Il cane di Falcone di Dario Levantino

Un’amicizia speciale tra un cane randagio e il magistrato palermitano

 

Il cane di Falcone di Dario Levantino è il quarto romanzo dello scrittore palermitano edito dalla Fazi Editore, con la prefazione di Maria Falcone, uscito in tutte le librerie nell’aprile del 2022 e già in ristampa.

Il romanzo è la storia di un’amicizia speciale tra un cane randagio e il magistrato palermitano e la trama prende spunto da un reale fatto di cronaca: la morte del cane randagio Uccio.
Non si sa da dove venisse ma, un giorno il cane arrivò e decise che la sua nuova dimora sarebbe stato il tappeto erboso ai piedi della statua di bronzo di Falcone e Borsellino eretta in loro onore, nel cortile del Palazzo di Giustizia di Palermo.

Questa notizia colpì la mente di Dario Levantino soprattutto perché, con il suo quotidiano contatto con gli studenti nel liceo di Monza dove insegna lettere, era nata in lui l’esigenza di spiegare la mafia in modo semplice e più facile. Nasce, quindi, come un testo per ragazzi ma, in realtà, Il cane di Falcone è un libro che oltrepassa l’età per arrivare al cuore del lettore.

 

 

Una caratteristica singolare e determinante del romanzo è quella della voce narrante visto che è proprio il cane Uccio a raccontare in prima persona la sua vita e il suo incontro con Giovanni Falcone e questo insolito punto di vista permette di scandagliare e mettere in risalto i tormenti, la solitudine e la bontà dei protagonisti.

Il cane di Falcone si completa con una struttura narrativa specchiata dove l’amico a quattro zampe e il magistrato si ritrovano a vivere le stesse solitudini e a soffrire per gli stessi stati d’animo.

Uccio risponde al magistrato ogni volta che Falcone gli pone delle domande, ma è inutile perché l‘uomo non è in grado di capire, di ascoltare, esattamente come diversi figure a livello politico e giudiziario non sono stati in grado di comprendere e capire le parole di Falone.

Uccio si vede costretto a rinunciare alla sua storia d’amore e soffre in silenzio la sua mancanza di paternità e probabilmente è stato un cruccio silenzioso anche per il magistrato che non ha mai avuto figli (e forse non ha voluto) per non mettere a rischio la loro vita.

Uccio ha il dono di intuire l’imminenza di attentati nella città proprio come Falcone con il suo naturale intuito di comprendere la mentalità mafiosa e riuscire a conquistare la loro fiducia durante gli interrogatori.

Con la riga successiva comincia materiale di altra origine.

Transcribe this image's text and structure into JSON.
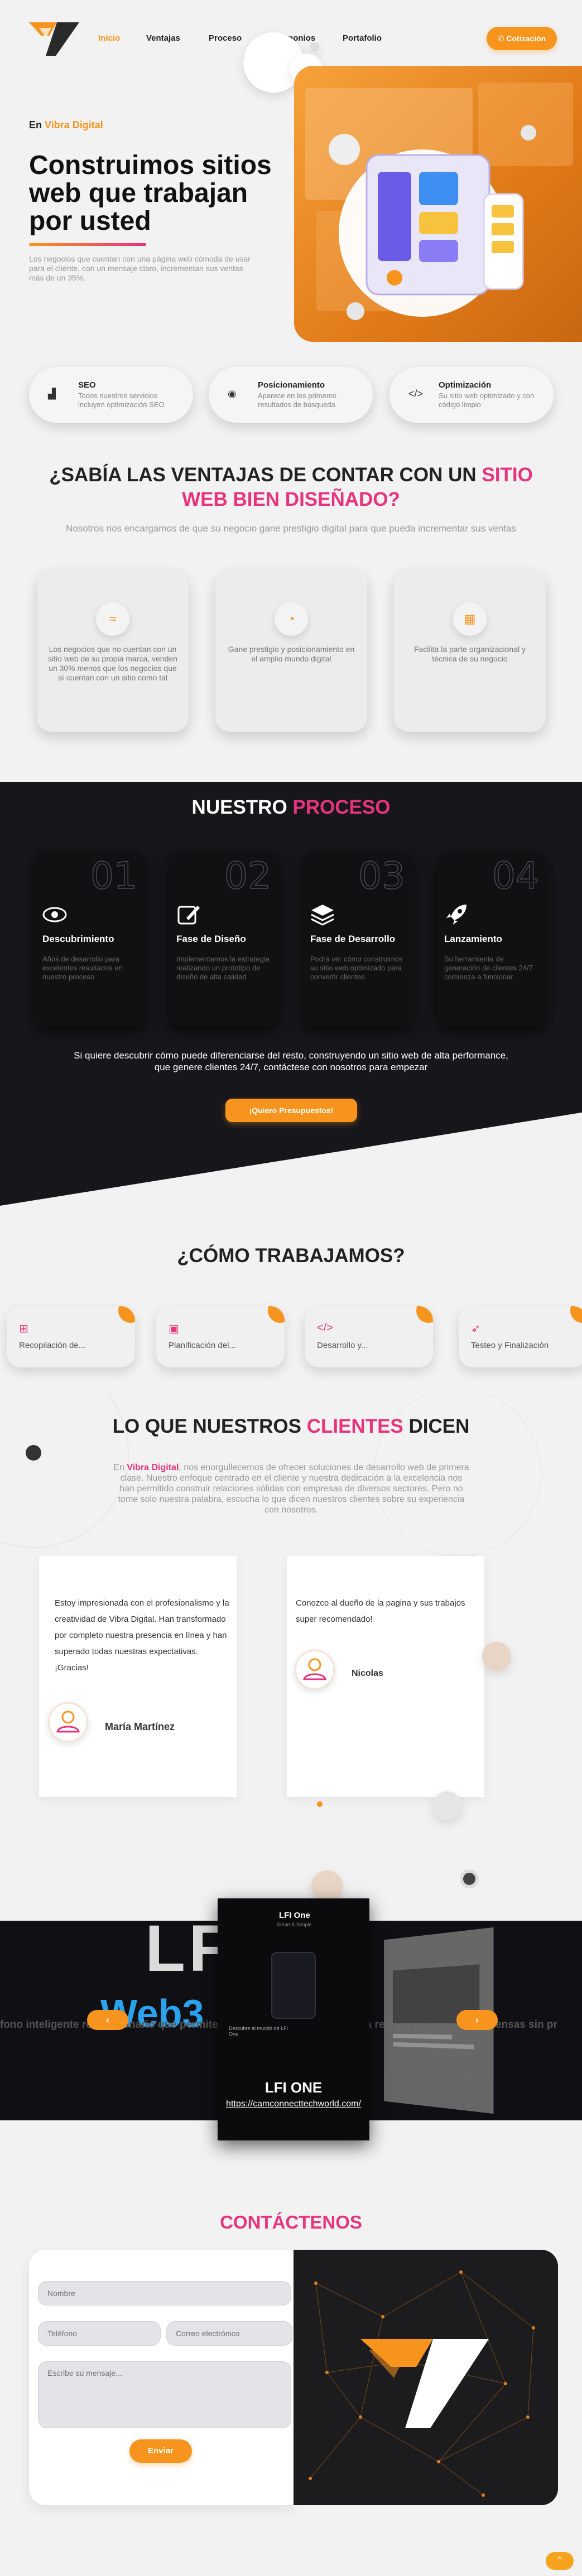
{
  "nav": {
    "links": [
      "Inicio",
      "Ventajas",
      "Proceso",
      "Testimonios",
      "Portafolio"
    ],
    "cta": "Cotización",
    "colors": {
      "accent": "#f7941d",
      "pink": "#e8337e"
    }
  },
  "hero": {
    "eyebrow_prefix": "En",
    "eyebrow_brand": "Vibra Digital",
    "title": "Construimos sitios web que trabajan por usted",
    "subtitle": "Los negocios que cuentan con una página web cómoda de usar para el cliente, con un mensaje claro, incrementan sus ventas más de un 35%."
  },
  "pills": [
    {
      "icon": "chart-icon",
      "title": "SEO",
      "desc": "Todos nuestros servicios incluyen optimización SEO"
    },
    {
      "icon": "globe-icon",
      "title": "Posicionamiento",
      "desc": "Aparece en los primeros resultados de búsqueda"
    },
    {
      "icon": "code-icon",
      "title": "Optimización",
      "desc": "Su sitio web optimizado y con código limpio"
    }
  ],
  "ventajas": {
    "title_a": "¿SABÍA LAS VENTAJAS DE CONTAR CON UN ",
    "title_b": "SITIO",
    "title_c": "WEB BIEN DISEÑADO?",
    "subtitle": "Nosotros nos encargamos de que su negocio gane prestigio digital para que pueda incrementar sus ventas",
    "cards": [
      {
        "icon": "trend-icon",
        "text": "Los negocios que no cuentan con un sitio web de su propia marca, venden un 30% menos que los negocios que sí cuentan con un sitio como tal"
      },
      {
        "icon": "gauge-icon",
        "text": "Gane prestigio y posicionamiento en el amplio mundo digital"
      },
      {
        "icon": "building-icon",
        "text": "Facilita la parte organizacional y técnica de su negocio"
      }
    ]
  },
  "proceso": {
    "title_a": "NUESTRO ",
    "title_b": "PROCESO",
    "steps": [
      {
        "num": "01",
        "icon": "eye-icon",
        "title": "Descubrimiento",
        "desc": "Años de desarrollo para excelentes resultados en nuestro proceso"
      },
      {
        "num": "02",
        "icon": "edit-icon",
        "title": "Fase de Diseño",
        "desc": "Implementamos la estrategia realizando un prototipo de diseño de alta calidad"
      },
      {
        "num": "03",
        "icon": "layers-icon",
        "title": "Fase de Desarrollo",
        "desc": "Podrá ver cómo construimos su sitio web optimizado para convertir clientes"
      },
      {
        "num": "04",
        "icon": "rocket-icon",
        "title": "Lanzamiento",
        "desc": "Su herramienta de generación de clientes 24/7 comienza a funcionar"
      }
    ],
    "text": "Si quiere descubrir cómo puede diferenciarse del resto, construyendo un sitio web de alta performance, que genere clientes 24/7, contáctese con nosotros para empezar",
    "cta": "¡Quiero Presupuestos!"
  },
  "como": {
    "title": "¿CÓMO TRABAJAMOS?",
    "items": [
      {
        "icon": "sitemap-icon",
        "label": "Recopilación de..."
      },
      {
        "icon": "calendar-icon",
        "label": "Planificación del..."
      },
      {
        "icon": "code-icon",
        "label": "Desarrollo y..."
      },
      {
        "icon": "rocket-icon",
        "label": "Testeo y Finalización"
      }
    ]
  },
  "testimonios": {
    "title_a": "LO QUE NUESTROS ",
    "title_b": "CLIENTES",
    "title_c": " DICEN",
    "intro_a": "En ",
    "intro_brand": "Vibra Digital",
    "intro_b": ", nos enorgullecemos de ofrecer soluciones de desarrollo web de primera clase. Nuestro enfoque centrado en el cliente y nuestra dedicación a la excelencia nos han permitido construir relaciones sólidas con empresas de diversos sectores. Pero no tome solo nuestra palabra, escucha lo que dicen nuestros clientes sobre su experiencia con nosotros.",
    "items": [
      {
        "text": "Estoy impresionada con el profesionalismo y la creatividad de Vibra Digital. Han transformado por completo nuestra presencia en línea y han superado todas nuestras expectativas. ¡Gracias!",
        "name": "María Martínez"
      },
      {
        "text": "Conozco al dueño de la pagina y sus trabajos super recomendado!",
        "name": "Nicolas"
      }
    ]
  },
  "portafolio": {
    "bg_word": "LFI",
    "web3_word": "Web3",
    "marquee": "fono inteligente revolucionario que permite a los usuarios conectarse a la red LFI y recibir recompensas sin pr",
    "mini_brand": "LFI One",
    "mini_sub": "Smart & Simple",
    "mini_text": "Descubre el mundo de LFI One",
    "project_title": "LFI ONE",
    "project_link": "https://camconnecttechworld.com/",
    "prev": "‹",
    "next": "›"
  },
  "contacto": {
    "title": "CONTÁCTENOS",
    "name_ph": "Nombre",
    "phone_ph": "Teléfono",
    "email_ph": "Correo electrónico",
    "msg_ph": "Escribe su mensaje...",
    "send": "Enviar"
  },
  "scroll_top": "⌃"
}
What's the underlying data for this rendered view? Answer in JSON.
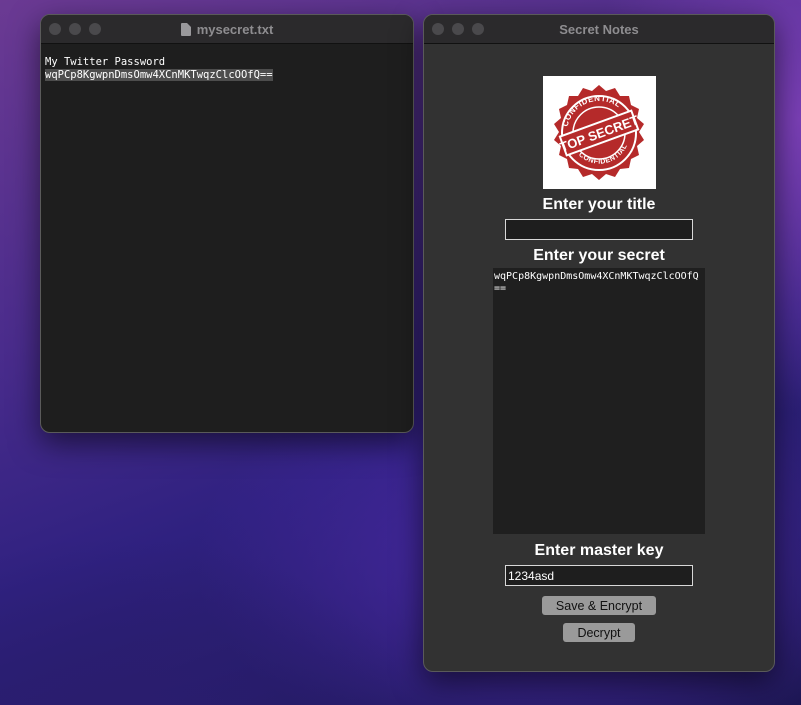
{
  "left_window": {
    "title": "mysecret.txt",
    "lines": [
      "My Twitter Password",
      "wqPCp8KgwpnDmsOmw4XCnMKTwqzClcOOfQ=="
    ]
  },
  "right_window": {
    "title": "Secret Notes",
    "logo": {
      "top_text": "CONFIDENTIAL",
      "main_text": "TOP SECRET",
      "bottom_text": "CONFIDENTIAL"
    },
    "title_label": "Enter your title",
    "title_value": "",
    "secret_label": "Enter your secret",
    "secret_value": "wqPCp8KgwpnDmsOmw4XCnMKTwqzClcOOfQ==",
    "master_key_label": "Enter master key",
    "master_key_value": "1234asd",
    "save_button": "Save & Encrypt",
    "decrypt_button": "Decrypt"
  },
  "colors": {
    "stamp_red": "#b52a2a",
    "window_bg": "#323232",
    "editor_bg": "#1e1e1e"
  }
}
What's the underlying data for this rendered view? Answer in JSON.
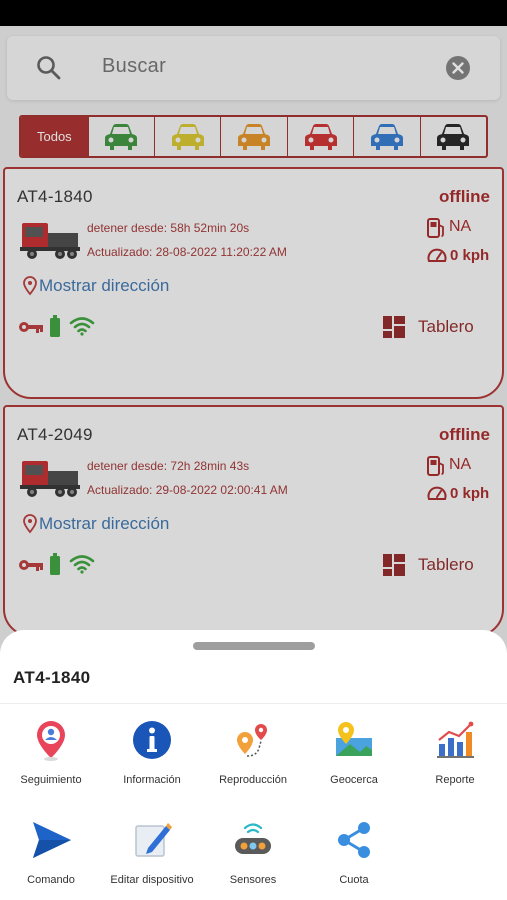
{
  "search": {
    "placeholder": "Buscar",
    "icon": "search-icon",
    "clear_icon": "clear-circle-icon"
  },
  "filters": {
    "all_label": "Todos",
    "cars": [
      {
        "icon": "car-icon",
        "color": "#2e8b2e"
      },
      {
        "icon": "car-icon",
        "color": "#d4c01c"
      },
      {
        "icon": "car-icon",
        "color": "#e08a12"
      },
      {
        "icon": "car-icon",
        "color": "#cc1f1f"
      },
      {
        "icon": "car-icon",
        "color": "#1f6fc9"
      },
      {
        "icon": "car-icon",
        "color": "#111111"
      }
    ]
  },
  "devices": [
    {
      "name": "AT4-1840",
      "status": "offline",
      "stopped": "detener desde: 58h 52min 20s",
      "updated": "Actualizado: 28-08-2022 11:20:22 AM",
      "fuel": "NA",
      "speed": "0 kph",
      "address_link": "Mostrar dirección",
      "dashboard_label": "Tablero"
    },
    {
      "name": "AT4-2049",
      "status": "offline",
      "stopped": "detener desde: 72h 28min 43s",
      "updated": "Actualizado: 29-08-2022 02:00:41 AM",
      "fuel": "NA",
      "speed": "0 kph",
      "address_link": "Mostrar dirección",
      "dashboard_label": "Tablero"
    }
  ],
  "sheet": {
    "title": "AT4-1840",
    "actions": [
      {
        "label": "Seguimiento",
        "icon": "tracking-pin-icon"
      },
      {
        "label": "Información",
        "icon": "info-icon"
      },
      {
        "label": "Reproducción",
        "icon": "playback-route-icon"
      },
      {
        "label": "Geocerca",
        "icon": "geofence-map-icon"
      },
      {
        "label": "Reporte",
        "icon": "report-chart-icon"
      },
      {
        "label": "Comando",
        "icon": "send-command-icon"
      },
      {
        "label": "Editar dispositivo",
        "icon": "edit-device-icon"
      },
      {
        "label": "Sensores",
        "icon": "sensors-icon"
      },
      {
        "label": "Cuota",
        "icon": "share-icon"
      }
    ]
  },
  "colors": {
    "brand_red": "#a31b1b",
    "link_blue": "#2c6aa8"
  }
}
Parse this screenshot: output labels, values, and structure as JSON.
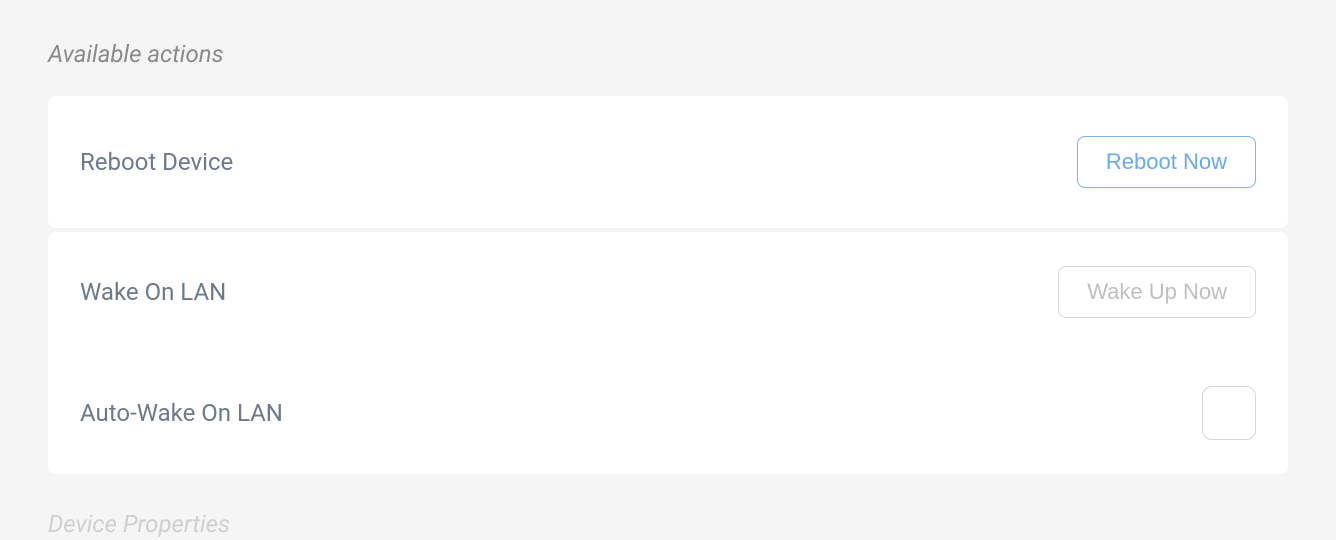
{
  "section": {
    "title": "Available actions"
  },
  "actions": {
    "reboot": {
      "label": "Reboot Device",
      "button": "Reboot Now"
    },
    "wol": {
      "label": "Wake On LAN",
      "button": "Wake Up Now"
    },
    "autowol": {
      "label": "Auto-Wake On LAN",
      "checked": false
    }
  },
  "next_section": {
    "title": "Device Properties"
  }
}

Il cane di Falcone è un piccolo gioiello, scritto con fantasia (i cani, si sa non parlano e tantomeno possono scrivere un libro) e che si arricchisce di un filo narrativo avvincente e coinvolgente perché animato da un profondo amore che Dario Levantino ha per la città di Palermo, per la figura del magistrato Giovanni Falcone e dal profondo desiderio di parlare di una grande piaga che dilaga senza sosta nella società e che ha sempre più bisogno di qualcuno che ne parli per non finire del dimenticatoio.

«Guardavo Palermo da una prospettiva diversa e prendevo coscienza di tutti i limiti dei miei filtri. Dal basso era una città poetica e mostruosa, dall’alto prodigiosa e idilliaca; dal basso era sofisticata e inospitale, dall’alto confortevole e schietta; dal basso era vorticosa e sinuosa; dall’alto lineare e mite.»